El Perú de esos años se desbarrancaba entre la hiperinflación, desempleo y terrorismo. Los sectores marginales no tenían acceso a agua y alcantarillado, y en la agricultura y otras actividades productivas no existían los estándares mínimos de manipulación de alimentos. A esas carencias se enfrentó el ministro de Salud de entonces, Carlos Vidal Layseca, médico y salubrista con experiencia como funcionario de la Organización Panamericana de la Salud.
Cueto destaca su papel durante la epidemia debido a que priorizó la atención primaria (en donde se aplicaban las rehidrataciones o “bolsitas salvadoras”) y la participación comunitaria a través de las campañas educativas.
“Lideró los esfuerzos inmediatos que salvaban vidas, pero también señalaba los problemas estructurales en el país que agravaban la epidemia, como la falta de agua y desagüe en las zonas urbano marginales”, indica.
Este problema, según el historiador, en tiempos del COVID-19 sigue vigente.

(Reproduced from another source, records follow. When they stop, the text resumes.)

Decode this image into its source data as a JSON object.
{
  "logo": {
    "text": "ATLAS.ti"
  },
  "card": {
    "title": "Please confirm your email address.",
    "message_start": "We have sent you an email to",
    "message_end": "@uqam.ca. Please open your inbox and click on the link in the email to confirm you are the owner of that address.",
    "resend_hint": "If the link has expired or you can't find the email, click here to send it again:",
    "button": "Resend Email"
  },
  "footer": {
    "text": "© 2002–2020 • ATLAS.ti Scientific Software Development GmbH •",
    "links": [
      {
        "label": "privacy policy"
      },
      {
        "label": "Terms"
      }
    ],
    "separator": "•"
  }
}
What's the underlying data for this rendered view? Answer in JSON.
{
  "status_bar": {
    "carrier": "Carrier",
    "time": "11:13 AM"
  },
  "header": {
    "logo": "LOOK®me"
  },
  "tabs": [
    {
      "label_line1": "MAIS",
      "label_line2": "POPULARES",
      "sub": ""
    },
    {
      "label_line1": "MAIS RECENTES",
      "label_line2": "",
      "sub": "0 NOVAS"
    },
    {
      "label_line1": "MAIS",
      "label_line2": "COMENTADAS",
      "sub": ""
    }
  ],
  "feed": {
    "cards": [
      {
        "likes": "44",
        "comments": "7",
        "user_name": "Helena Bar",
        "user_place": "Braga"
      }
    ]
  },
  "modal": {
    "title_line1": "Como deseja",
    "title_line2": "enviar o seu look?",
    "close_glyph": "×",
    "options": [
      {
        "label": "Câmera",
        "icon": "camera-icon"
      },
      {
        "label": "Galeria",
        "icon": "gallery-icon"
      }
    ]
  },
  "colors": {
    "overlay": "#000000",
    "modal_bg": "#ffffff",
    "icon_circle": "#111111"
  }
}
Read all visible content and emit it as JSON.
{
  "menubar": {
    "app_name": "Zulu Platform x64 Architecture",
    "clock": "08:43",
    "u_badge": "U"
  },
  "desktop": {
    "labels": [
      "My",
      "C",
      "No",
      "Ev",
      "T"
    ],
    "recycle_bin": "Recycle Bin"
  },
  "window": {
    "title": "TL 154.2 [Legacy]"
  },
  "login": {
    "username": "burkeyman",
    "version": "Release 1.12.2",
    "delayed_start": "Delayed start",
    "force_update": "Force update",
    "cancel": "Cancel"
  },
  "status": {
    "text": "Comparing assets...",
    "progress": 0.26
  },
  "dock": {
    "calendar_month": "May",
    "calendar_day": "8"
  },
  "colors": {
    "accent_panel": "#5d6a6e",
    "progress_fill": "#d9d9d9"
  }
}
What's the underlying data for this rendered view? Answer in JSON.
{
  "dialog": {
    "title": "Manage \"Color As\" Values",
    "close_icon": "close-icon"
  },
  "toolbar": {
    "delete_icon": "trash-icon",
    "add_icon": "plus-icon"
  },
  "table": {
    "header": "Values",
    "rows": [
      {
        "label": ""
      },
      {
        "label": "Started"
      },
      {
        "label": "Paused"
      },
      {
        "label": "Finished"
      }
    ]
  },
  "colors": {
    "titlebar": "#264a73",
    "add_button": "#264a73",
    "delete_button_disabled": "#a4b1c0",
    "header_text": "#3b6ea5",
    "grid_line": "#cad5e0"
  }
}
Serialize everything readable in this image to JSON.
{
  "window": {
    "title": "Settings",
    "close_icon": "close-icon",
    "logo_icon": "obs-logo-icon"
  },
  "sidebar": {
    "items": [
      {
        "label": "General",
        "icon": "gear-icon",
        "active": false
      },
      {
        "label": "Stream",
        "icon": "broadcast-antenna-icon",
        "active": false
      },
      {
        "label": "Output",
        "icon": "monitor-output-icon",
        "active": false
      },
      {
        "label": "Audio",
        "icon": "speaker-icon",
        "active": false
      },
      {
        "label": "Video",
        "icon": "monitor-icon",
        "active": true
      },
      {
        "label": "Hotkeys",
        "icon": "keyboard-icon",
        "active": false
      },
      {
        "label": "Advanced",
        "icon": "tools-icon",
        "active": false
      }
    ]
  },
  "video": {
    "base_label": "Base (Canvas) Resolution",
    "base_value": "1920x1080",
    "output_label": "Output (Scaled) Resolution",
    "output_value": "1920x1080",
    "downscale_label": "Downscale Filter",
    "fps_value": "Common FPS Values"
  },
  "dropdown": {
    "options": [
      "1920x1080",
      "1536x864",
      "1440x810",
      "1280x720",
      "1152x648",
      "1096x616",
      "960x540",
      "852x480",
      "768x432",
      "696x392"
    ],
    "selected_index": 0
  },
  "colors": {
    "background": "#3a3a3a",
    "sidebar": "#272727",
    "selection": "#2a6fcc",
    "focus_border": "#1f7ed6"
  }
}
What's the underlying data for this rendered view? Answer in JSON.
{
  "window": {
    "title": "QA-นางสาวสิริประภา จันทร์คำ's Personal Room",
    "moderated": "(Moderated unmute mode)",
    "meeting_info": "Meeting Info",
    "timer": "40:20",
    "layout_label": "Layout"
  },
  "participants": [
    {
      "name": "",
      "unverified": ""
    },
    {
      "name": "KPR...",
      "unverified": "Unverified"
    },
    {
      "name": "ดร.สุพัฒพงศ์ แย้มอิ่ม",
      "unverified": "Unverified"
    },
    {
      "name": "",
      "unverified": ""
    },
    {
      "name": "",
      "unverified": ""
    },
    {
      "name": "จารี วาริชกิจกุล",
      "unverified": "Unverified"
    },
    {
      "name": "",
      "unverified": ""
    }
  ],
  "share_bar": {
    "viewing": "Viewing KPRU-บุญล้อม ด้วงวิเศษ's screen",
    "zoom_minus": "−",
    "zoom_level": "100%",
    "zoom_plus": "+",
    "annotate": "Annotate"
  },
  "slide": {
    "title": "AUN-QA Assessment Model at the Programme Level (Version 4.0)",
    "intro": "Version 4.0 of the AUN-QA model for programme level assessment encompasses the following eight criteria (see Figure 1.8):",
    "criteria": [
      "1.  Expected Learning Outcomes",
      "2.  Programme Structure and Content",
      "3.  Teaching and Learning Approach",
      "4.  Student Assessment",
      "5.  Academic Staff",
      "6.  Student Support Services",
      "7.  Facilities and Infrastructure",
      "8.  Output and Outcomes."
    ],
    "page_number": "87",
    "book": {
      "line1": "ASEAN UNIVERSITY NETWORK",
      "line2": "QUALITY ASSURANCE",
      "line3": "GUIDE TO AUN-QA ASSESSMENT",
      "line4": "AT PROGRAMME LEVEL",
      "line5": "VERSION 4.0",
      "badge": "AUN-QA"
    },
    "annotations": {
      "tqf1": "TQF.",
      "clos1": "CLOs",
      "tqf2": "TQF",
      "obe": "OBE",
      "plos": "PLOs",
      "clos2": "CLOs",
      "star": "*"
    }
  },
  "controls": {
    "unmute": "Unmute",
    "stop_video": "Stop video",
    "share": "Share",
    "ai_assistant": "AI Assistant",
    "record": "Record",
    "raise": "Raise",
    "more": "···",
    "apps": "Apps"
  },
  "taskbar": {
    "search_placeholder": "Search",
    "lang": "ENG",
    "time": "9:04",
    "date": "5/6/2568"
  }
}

En plena pandemia del 2020, miles de familias no cuentan con agua potable en sus casas y tienen dificultades para cumplir con una de las medidas básicas para prevenir el coronavirus: lavarse las manos con frecuencia. Se estima que aún más de 7 millones de peruanos todavía no cuentan con este servicio básico las 24 horas.
Esta vocación por resolver los problemas estructurales llevó también a Vidal a impulsar cambios en los hábitos de consumo más populares: durante semanas el ministro instó a la población a que, como precaución, se olvidara del cebiche e ingiriera solo pescados y mariscos cocidos. Sin embargo, esta estrategia, junto con otros sucesos, generó un enfrentamiento con el entonces presidente Fujimori quien, pese a las advertencias del Minsa, aparecía frente a las cámaras promoviendo el consumo de cebiche “en condiciones higiénicas”. Vidal renunció a su cargo el 14 de marzo de 1991.
Luego de ello, cuenta Lossio, el Gobierno empezó a culpar a las personas de la enfermedad debido a que supuestamente no cuidaban su higiene. El estigma hacia los más pobres sirvió, como muchas otras veces en el pasado, para distraer y ocultar la responsabilidad que tenían las autoridades por haber dejado a la deriva, durante décadas, a la salud pública.